Databend is a next-generation cloud-native data warehouse developed in Rust and designed for cloud architecture. It leverages object storage to provide enterprises with a unified lakehouse architecture, offering a big data analytics platform with separated compute and storage.

This article will introduce how to ingest data from AutoMQ into Databend using bend-ingest-kafka.

Prerequisites

Prepare Databend Cloud and Test Data

First, go to Databend Cloud to activate a Warehouse, and create a database and a test table in the worksheet.


create database automq_db;
create table users (
id bigint NOT NULL,
name string NOT NULL,
ts timestamp,
status string
)

Prepare AutoMQ and Test Data

Refer to Deploy Locally▸ to deploy AutoMQ, ensuring network connectivity between AutoMQ and Databend.

Quickly create a Topic named example_topic in AutoMQ and write a test JSON data into it, following the steps below.

Create Topic

To create a topic using the Apache Kafka® command-line tool, ensure that you have access to a Kafka environment and that the Kafka service is running.
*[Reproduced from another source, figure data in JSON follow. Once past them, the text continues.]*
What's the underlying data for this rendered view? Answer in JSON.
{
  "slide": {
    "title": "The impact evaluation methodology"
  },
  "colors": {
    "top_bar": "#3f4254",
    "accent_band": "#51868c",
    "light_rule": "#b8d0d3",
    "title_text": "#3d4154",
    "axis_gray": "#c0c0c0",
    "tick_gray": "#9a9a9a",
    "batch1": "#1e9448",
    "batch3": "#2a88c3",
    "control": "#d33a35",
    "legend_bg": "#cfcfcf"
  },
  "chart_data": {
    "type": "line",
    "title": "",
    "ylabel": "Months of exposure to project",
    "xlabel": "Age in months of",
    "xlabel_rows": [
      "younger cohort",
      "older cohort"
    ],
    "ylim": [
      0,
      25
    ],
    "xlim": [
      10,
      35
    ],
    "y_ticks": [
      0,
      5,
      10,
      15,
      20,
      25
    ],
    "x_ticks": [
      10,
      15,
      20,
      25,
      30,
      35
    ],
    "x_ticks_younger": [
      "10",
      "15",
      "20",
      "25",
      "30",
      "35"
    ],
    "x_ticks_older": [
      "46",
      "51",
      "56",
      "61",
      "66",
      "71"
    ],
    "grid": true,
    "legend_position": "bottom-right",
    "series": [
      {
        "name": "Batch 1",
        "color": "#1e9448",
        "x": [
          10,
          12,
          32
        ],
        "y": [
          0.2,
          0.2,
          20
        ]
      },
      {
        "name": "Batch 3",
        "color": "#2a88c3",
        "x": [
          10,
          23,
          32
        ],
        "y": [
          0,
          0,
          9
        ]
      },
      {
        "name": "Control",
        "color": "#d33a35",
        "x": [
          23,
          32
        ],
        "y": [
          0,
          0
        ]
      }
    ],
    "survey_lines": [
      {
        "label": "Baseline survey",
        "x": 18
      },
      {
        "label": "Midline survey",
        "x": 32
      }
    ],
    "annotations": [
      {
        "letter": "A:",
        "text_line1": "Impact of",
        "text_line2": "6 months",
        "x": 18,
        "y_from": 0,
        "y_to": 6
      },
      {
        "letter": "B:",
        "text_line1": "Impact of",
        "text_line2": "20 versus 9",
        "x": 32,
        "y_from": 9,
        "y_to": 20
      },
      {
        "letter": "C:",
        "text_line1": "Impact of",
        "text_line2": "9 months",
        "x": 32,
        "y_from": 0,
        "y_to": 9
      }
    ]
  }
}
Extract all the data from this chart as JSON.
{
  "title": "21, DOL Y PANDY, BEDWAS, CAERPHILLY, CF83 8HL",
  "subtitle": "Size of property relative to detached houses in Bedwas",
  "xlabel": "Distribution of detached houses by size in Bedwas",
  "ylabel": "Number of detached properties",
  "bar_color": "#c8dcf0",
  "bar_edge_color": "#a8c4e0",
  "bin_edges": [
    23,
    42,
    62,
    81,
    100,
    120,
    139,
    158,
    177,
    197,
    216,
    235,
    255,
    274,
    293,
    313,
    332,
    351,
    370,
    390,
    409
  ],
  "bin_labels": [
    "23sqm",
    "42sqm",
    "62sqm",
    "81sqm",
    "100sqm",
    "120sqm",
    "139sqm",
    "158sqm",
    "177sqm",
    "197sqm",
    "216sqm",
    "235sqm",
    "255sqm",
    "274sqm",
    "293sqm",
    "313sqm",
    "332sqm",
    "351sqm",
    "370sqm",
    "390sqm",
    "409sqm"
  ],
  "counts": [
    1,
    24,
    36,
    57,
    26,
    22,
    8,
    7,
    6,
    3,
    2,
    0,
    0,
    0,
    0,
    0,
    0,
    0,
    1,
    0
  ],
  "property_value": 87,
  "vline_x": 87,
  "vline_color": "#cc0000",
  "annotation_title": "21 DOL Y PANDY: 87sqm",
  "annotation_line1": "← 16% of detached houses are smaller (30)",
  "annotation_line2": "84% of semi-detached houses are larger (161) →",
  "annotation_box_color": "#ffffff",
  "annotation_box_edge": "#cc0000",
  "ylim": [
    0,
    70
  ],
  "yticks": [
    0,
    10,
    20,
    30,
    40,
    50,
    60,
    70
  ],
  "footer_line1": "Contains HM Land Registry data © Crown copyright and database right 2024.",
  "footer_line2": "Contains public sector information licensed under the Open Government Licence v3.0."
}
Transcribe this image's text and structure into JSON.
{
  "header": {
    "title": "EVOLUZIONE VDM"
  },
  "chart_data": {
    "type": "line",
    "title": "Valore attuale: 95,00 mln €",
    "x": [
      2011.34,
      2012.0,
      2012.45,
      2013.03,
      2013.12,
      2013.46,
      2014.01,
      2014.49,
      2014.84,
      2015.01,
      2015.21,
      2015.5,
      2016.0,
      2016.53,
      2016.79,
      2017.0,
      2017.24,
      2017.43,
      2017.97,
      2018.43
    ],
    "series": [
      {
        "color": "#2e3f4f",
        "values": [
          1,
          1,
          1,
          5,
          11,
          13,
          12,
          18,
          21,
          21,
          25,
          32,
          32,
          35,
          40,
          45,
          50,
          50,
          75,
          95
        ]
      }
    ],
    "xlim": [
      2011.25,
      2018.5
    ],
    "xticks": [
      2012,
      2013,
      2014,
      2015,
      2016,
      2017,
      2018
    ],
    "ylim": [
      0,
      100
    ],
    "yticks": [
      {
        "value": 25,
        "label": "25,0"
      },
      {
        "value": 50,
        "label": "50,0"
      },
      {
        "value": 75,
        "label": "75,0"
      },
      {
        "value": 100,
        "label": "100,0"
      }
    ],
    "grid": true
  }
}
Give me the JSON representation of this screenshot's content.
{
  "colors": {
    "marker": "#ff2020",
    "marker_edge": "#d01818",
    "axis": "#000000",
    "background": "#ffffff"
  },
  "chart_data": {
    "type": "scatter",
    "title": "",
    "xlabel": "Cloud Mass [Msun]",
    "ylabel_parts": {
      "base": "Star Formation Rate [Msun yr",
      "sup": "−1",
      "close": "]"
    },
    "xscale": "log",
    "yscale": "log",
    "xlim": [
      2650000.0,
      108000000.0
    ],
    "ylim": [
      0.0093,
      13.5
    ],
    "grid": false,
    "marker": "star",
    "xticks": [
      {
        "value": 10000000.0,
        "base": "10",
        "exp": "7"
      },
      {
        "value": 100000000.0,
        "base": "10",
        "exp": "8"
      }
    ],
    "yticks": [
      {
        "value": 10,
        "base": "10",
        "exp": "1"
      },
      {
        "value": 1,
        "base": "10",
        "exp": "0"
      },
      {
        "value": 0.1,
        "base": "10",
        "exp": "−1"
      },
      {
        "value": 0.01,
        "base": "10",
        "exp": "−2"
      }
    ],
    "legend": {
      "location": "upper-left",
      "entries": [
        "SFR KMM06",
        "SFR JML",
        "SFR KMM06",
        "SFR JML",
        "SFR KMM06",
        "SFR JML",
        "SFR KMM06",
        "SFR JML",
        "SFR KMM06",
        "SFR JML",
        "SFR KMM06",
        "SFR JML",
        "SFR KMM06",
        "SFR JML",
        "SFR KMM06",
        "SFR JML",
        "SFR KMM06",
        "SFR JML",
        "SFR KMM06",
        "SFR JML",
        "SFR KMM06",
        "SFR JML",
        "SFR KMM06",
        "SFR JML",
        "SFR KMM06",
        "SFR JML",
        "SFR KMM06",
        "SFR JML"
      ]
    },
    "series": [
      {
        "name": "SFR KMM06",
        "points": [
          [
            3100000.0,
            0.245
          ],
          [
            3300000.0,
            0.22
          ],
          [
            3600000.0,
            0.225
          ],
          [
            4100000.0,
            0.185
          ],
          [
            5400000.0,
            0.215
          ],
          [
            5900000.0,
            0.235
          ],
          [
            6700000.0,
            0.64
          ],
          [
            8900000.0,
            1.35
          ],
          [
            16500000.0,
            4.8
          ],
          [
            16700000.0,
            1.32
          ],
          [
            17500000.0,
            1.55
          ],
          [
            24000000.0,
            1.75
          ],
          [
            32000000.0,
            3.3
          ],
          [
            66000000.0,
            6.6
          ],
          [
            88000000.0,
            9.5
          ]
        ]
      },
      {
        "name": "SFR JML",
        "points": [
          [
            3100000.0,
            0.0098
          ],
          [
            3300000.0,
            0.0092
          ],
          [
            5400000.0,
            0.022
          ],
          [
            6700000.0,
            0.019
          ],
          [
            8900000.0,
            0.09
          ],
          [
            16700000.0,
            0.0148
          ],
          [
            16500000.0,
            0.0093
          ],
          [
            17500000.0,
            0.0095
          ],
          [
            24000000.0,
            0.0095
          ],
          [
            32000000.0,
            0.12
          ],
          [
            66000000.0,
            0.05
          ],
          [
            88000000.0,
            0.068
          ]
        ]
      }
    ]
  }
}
Here is an example command to create a topic:


./kafka-topics.sh --create --topic exampleto_topic --bootstrap-server 10.0.96.4:9092 --partitions 1 --replication-factor 1

When executing the command, replace topic and bootstrap-server with the actual Kafka server address you are using.

After creating the topic, you can use the following command to verify that the topic has been successfully created.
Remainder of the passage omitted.